KabarMakassar.com — UPT SMPN 1 Takalar yang berlokasi di Kelurahan Patallasang, Kecamatan Pattallassang, resmi memberlakukan larangan membawa handphone (HP) bagi seluruh siswanya.
Kebijakan ini diumumkan langsung oleh Kepala Sekolah SMPN 1 Takalar, Hasnah Daeng Ngadda, setelah disepakati dalam rapat dewan guru pada Senin (21/07).
Menurut Hasnah, keputusan tersebut diambil karena penggunaan ponsel di kalangan siswa yang dinilai sudah tidak terkendali. Banyak siswa kerap bermain game saat jam istirahat hingga menonton konten yang tidak pantas di lingkungan sekolah.
“Sudah ada beberapa pelanggaran yang terjadi karena penggunaan hp seperti nonton film yang tidak pantas,” ungkap Hasnah.

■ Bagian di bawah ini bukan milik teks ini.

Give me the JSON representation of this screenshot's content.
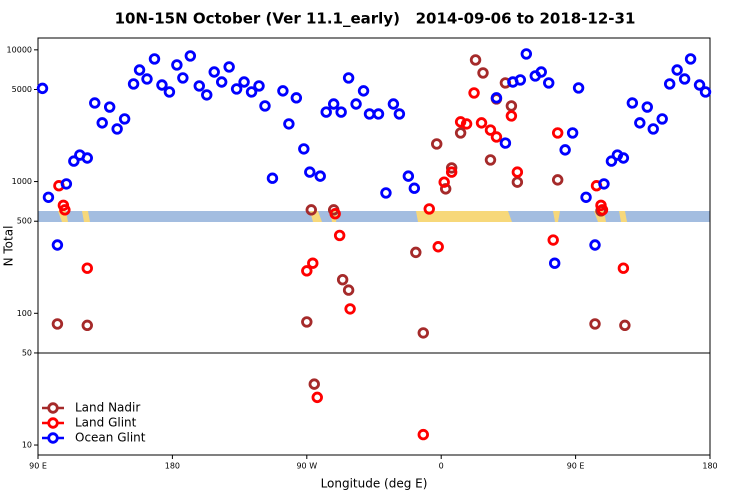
{
  "chart_data": {
    "type": "scatter",
    "title": "10N-15N October (Ver 11.1_early)   2014-09-06 to 2018-12-31",
    "x_label": "Longitude (deg E)",
    "y_label": "N Total",
    "xlim": [
      90,
      540
    ],
    "xticks": [
      {
        "value": 90,
        "label": "90 E"
      },
      {
        "value": 180,
        "label": "180"
      },
      {
        "value": 270,
        "label": "90 W"
      },
      {
        "value": 360,
        "label": "0"
      },
      {
        "value": 450,
        "label": "90 E"
      },
      {
        "value": 540,
        "label": "180"
      }
    ],
    "ylim": [
      8.4,
      12300
    ],
    "yticks": [
      10,
      50,
      100,
      500,
      1000,
      5000,
      10000
    ],
    "log_y": true,
    "legend": "lower left",
    "series": [
      {
        "name": "Land Nadir",
        "color": "#a52a2a",
        "x": [
          103,
          123,
          270,
          273,
          288,
          294,
          298,
          275,
          343,
          348,
          357,
          363,
          367,
          373,
          383,
          388,
          393,
          397,
          403,
          407,
          411,
          438,
          463,
          467,
          483
        ],
        "values": [
          83,
          81,
          86,
          610,
          610,
          180,
          150,
          29,
          290,
          71,
          1930,
          880,
          1270,
          2340,
          8380,
          6680,
          1460,
          4240,
          5610,
          3750,
          990,
          1030,
          83,
          600,
          81
        ]
      },
      {
        "name": "Land Glint",
        "color": "#ff0000",
        "x": [
          104,
          107,
          108,
          123,
          270,
          274,
          289,
          292,
          299,
          277,
          348,
          352,
          358,
          362,
          367,
          373,
          377,
          382,
          387,
          393,
          397,
          407,
          411,
          435,
          438,
          464,
          467,
          468,
          482
        ],
        "values": [
          930,
          660,
          610,
          220,
          210,
          240,
          570,
          390,
          108,
          23,
          12,
          620,
          320,
          990,
          1180,
          2840,
          2740,
          4710,
          2790,
          2460,
          2180,
          3150,
          1180,
          360,
          2340,
          930,
          660,
          610,
          220
        ]
      },
      {
        "name": "Ocean Glint",
        "color": "#0000ff",
        "x": [
          93,
          97,
          103,
          109,
          114,
          118,
          123,
          128,
          133,
          138,
          143,
          148,
          154,
          158,
          163,
          168,
          173,
          178,
          183,
          187,
          192,
          198,
          203,
          208,
          213,
          218,
          223,
          228,
          233,
          238,
          242,
          247,
          254,
          258,
          263,
          268,
          272,
          279,
          283,
          288,
          293,
          298,
          303,
          308,
          312,
          318,
          323,
          328,
          332,
          338,
          342,
          397,
          403,
          408,
          413,
          417,
          423,
          427,
          432,
          436,
          443,
          448,
          452,
          457,
          463,
          469,
          474,
          478,
          482,
          488,
          493,
          498,
          502,
          508,
          513,
          518,
          523,
          527,
          533,
          537
        ],
        "values": [
          5100,
          760,
          330,
          960,
          1430,
          1590,
          1510,
          3950,
          2790,
          3680,
          2510,
          2990,
          5510,
          7030,
          6010,
          8530,
          5410,
          4790,
          7680,
          6120,
          8990,
          5320,
          4550,
          6790,
          5700,
          7420,
          5050,
          5700,
          4790,
          5320,
          3750,
          1060,
          4880,
          2740,
          4320,
          1770,
          1180,
          1100,
          3370,
          3880,
          3370,
          6120,
          3880,
          4880,
          3260,
          3260,
          820,
          3880,
          3260,
          1100,
          890,
          4320,
          1960,
          5700,
          5910,
          9310,
          6340,
          6790,
          5610,
          240,
          1740,
          2340,
          5140,
          760,
          330,
          960,
          1430,
          1590,
          1510,
          3950,
          2790,
          3680,
          2510,
          2990,
          5510,
          7030,
          6010,
          8530,
          5410,
          4790
        ]
      }
    ]
  }
}
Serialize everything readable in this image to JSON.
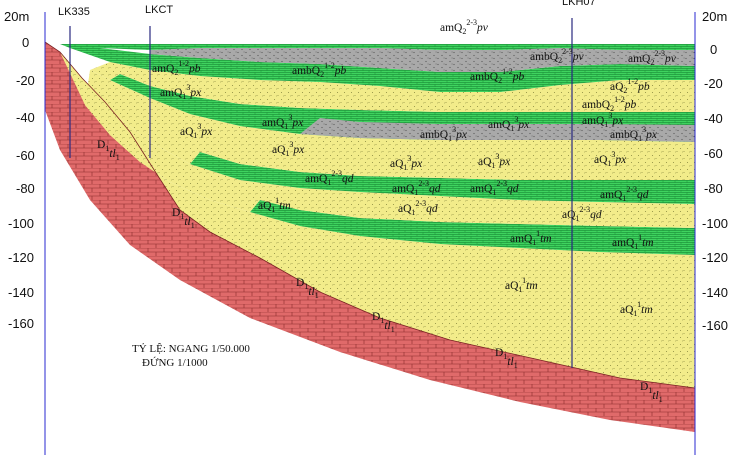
{
  "depth_axis": {
    "top_label": "20m",
    "ticks": [
      "0",
      "-20",
      "-40",
      "-60",
      "-80",
      "-100",
      "-120",
      "-140",
      "-160"
    ]
  },
  "boreholes": [
    "LK335",
    "LKCT",
    "LKH07"
  ],
  "scale": {
    "horizontal": "TỶ LỆ: NGANG 1/50.000",
    "vertical": "ĐỨNG 1/1000"
  },
  "units": {
    "amQ2_pv": {
      "base": "amQ",
      "sub": "2",
      "sup": "2-3",
      "suffix": "pv"
    },
    "amQ2_pb": {
      "base": "amQ",
      "sub": "2",
      "sup": "1-2",
      "suffix": "pb"
    },
    "ambQ2_pb": {
      "base": "ambQ",
      "sub": "2",
      "sup": "1-2",
      "suffix": "pb"
    },
    "aQ2_pb": {
      "base": "aQ",
      "sub": "2",
      "sup": "1-2",
      "suffix": "pb"
    },
    "ambQ2_pv": {
      "base": "ambQ",
      "sub": "2",
      "sup": "2-3",
      "suffix": "pv"
    },
    "amQ1_px": {
      "base": "amQ",
      "sub": "1",
      "sup": "3",
      "suffix": "px"
    },
    "ambQ1_px": {
      "base": "ambQ",
      "sub": "1",
      "sup": "3",
      "suffix": "px"
    },
    "aQ1_px": {
      "base": "aQ",
      "sub": "1",
      "sup": "3",
      "suffix": "px"
    },
    "amQ1_qd": {
      "base": "amQ",
      "sub": "1",
      "sup": "2-3",
      "suffix": "qd"
    },
    "aQ1_qd": {
      "base": "aQ",
      "sub": "1",
      "sup": "2-3",
      "suffix": "qd"
    },
    "amQ1_tm": {
      "base": "amQ",
      "sub": "1",
      "sup": "1",
      "suffix": "tm"
    },
    "aQ1_tm": {
      "base": "aQ",
      "sub": "1",
      "sup": "1",
      "suffix": "tm"
    },
    "D1_tl": {
      "base": "D",
      "sub": "1",
      "sup": "",
      "suffix": "tl",
      "suffix_sub": "1"
    }
  },
  "colors": {
    "bedrock": "#e06a6a",
    "brick_line": "#8a2a2a",
    "sand": "#f2ec8a",
    "sand_dot": "#8a8a40",
    "clay_green": "#3fd35f",
    "clay_line": "#0f7a2a",
    "silt_gray": "#a9a9a9",
    "silt_dot": "#555555",
    "axis": "#2a2ad0",
    "well": "#2a2a80"
  }
}
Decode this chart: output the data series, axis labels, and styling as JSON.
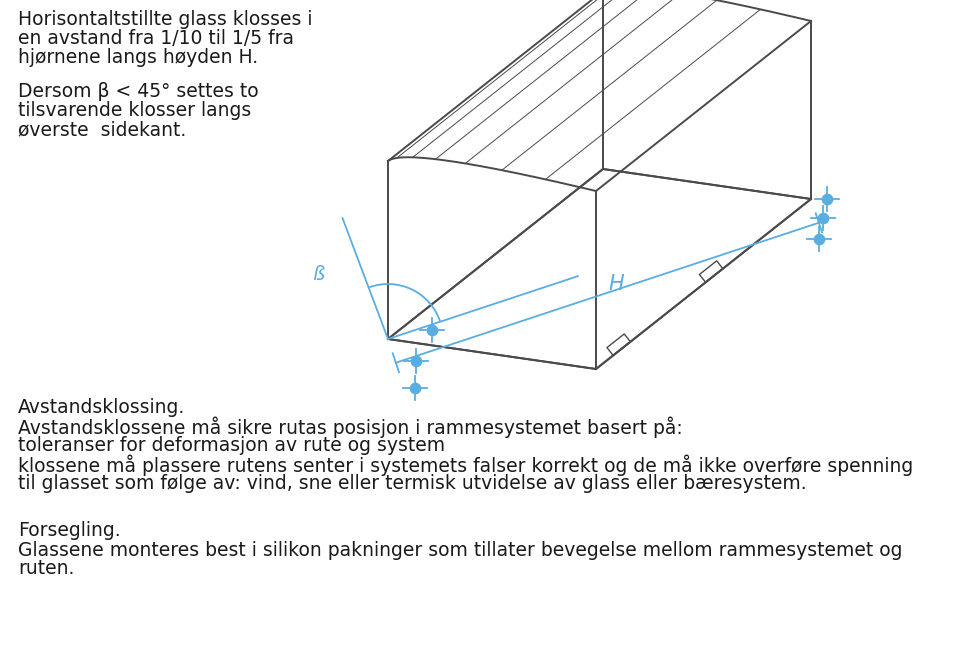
{
  "bg_color": "#ffffff",
  "diagram_color": "#5aade0",
  "glass_outline_color": "#4a4a4a",
  "text_color": "#1a1a1a",
  "title1": "Horisontaltstillte glass klosses i",
  "title2": "en avstand fra 1/10 til 1/5 fra",
  "title3": "hjørnene langs høyden H.",
  "title4": "Dersom β < 45° settes to",
  "title5": "tilsvarende klosser langs",
  "title6": "øverste  sidekant.",
  "section1_title": "Avstandsklossing.",
  "section1_line1": "Avstandsklossene må sikre rutas posisjon i rammesystemet basert på:",
  "section1_line2": "toleranser for deformasjon av rute og system",
  "section1_line3": "klossene må plassere rutens senter i systemets falser korrekt og de må ikke overføre spenning",
  "section1_line4": "til glasset som følge av: vind, sne eller termisk utvidelse av glass eller bæresystem.",
  "section2_title": "Forsegling.",
  "section2_line1": "Glassene monteres best i silikon pakninger som tillater bevegelse mellom rammesystemet og",
  "section2_line2": "ruten.",
  "font_size": 13.5
}
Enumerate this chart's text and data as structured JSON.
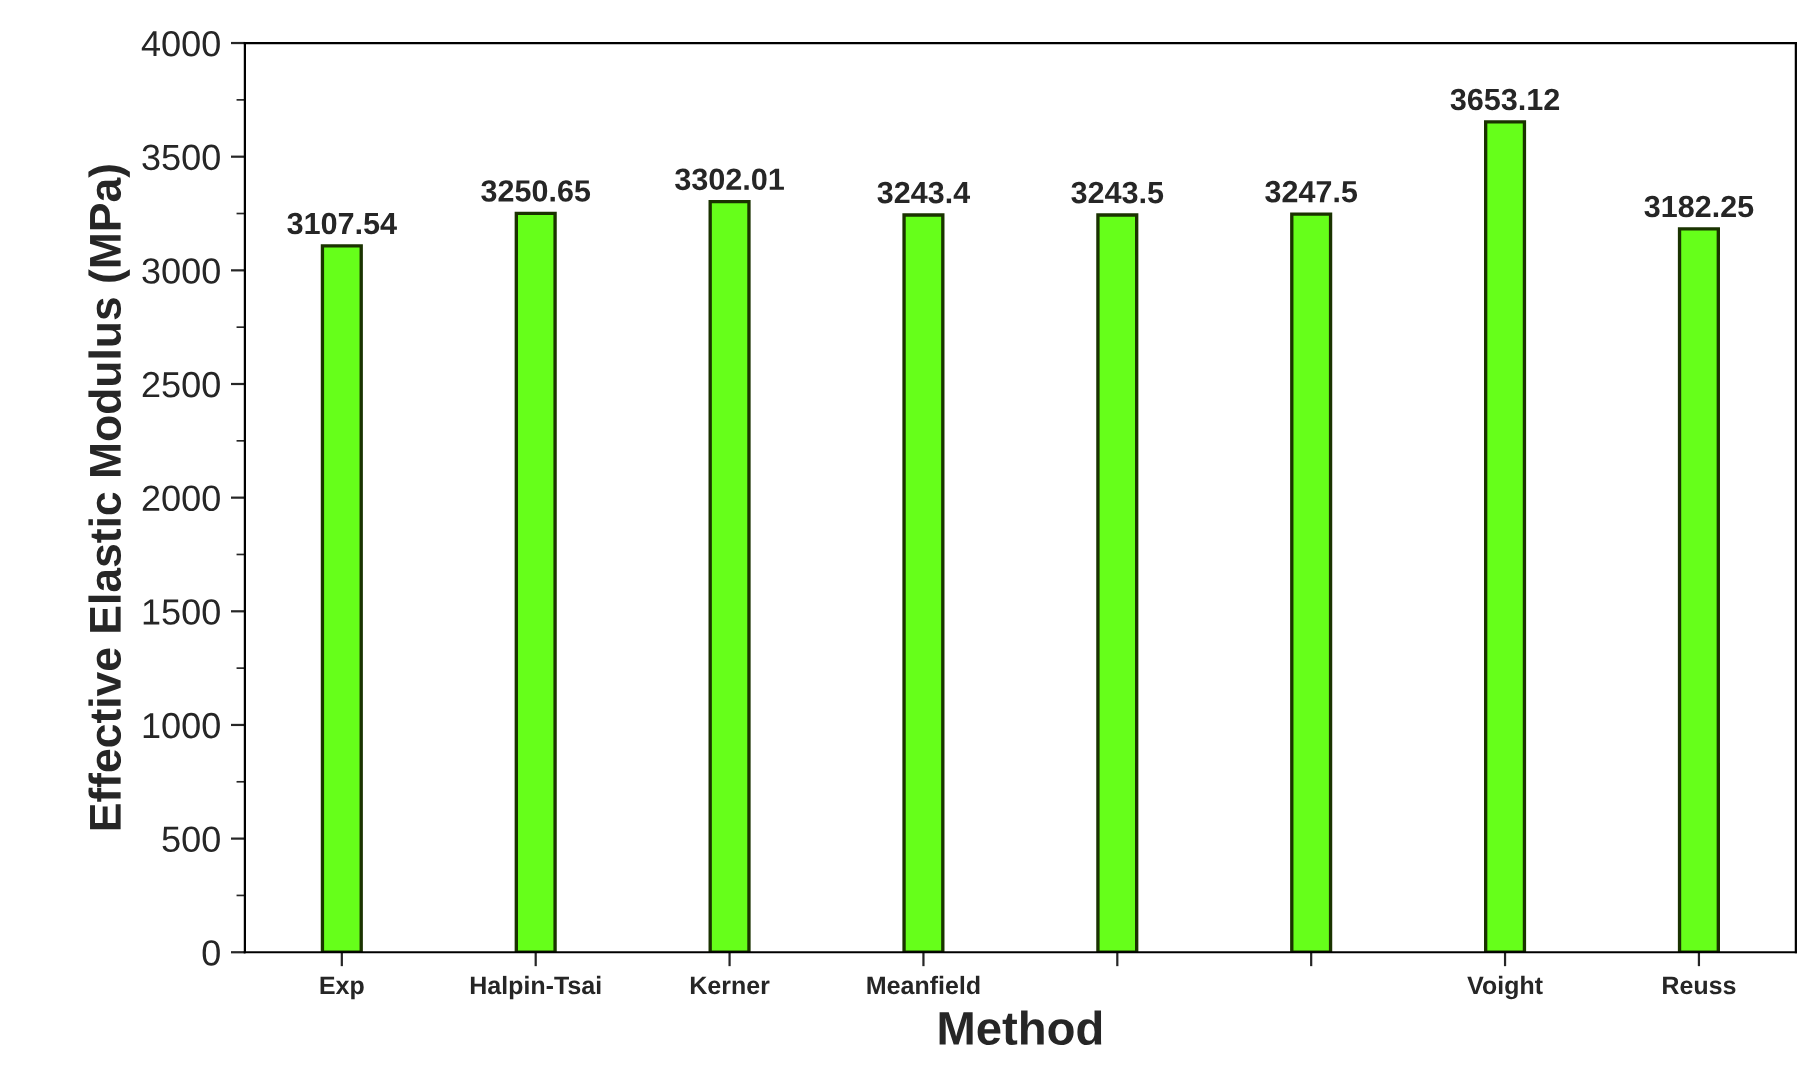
{
  "chart_data": {
    "type": "bar",
    "xlabel": "Method",
    "ylabel": "Effective Elastic Modulus (MPa)",
    "categories": [
      "Exp",
      "Halpin-Tsai",
      "Kerner",
      "Meanfield",
      null,
      null,
      "Voight",
      "Reuss"
    ],
    "values": [
      3107.54,
      3250.65,
      3302.01,
      3243.4,
      3243.5,
      3247.5,
      3653.12,
      3182.25
    ],
    "color": "#66ff1a",
    "data_labels": true,
    "ylim": [
      0,
      4000
    ],
    "yticks": [
      0,
      500,
      1000,
      1500,
      2000,
      2500,
      3000,
      3500,
      4000
    ],
    "grid": false,
    "legend": false
  }
}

Peraturan larangan membawa HP ini mulai diberlakukan hari ini, Selasa, 22 Juli 2025. Seluruh guru dan wali kelas diminta aktif menyosialisasikan kebijakan ini kepada para siswa.
Sanksi tegas juga disiapkan bagi pelanggar. Jika ada siswa yang kedapatan membawa HP ke sekolah, maka perangkat tersebut akan disita dan hanya bisa diambil oleh orang tua atau wali siswa.
Salah satu orang tua siswa, Rosnani Daeng Ziank, menyatakan dukungannya terhadap kebijakan sekolah. “Saya sangat setuju,” tegas Rosnani.
Kebijakan ini diharapkan mampu membentuk kembali disiplin dan etika digital siswa di lingkungan pendidikan.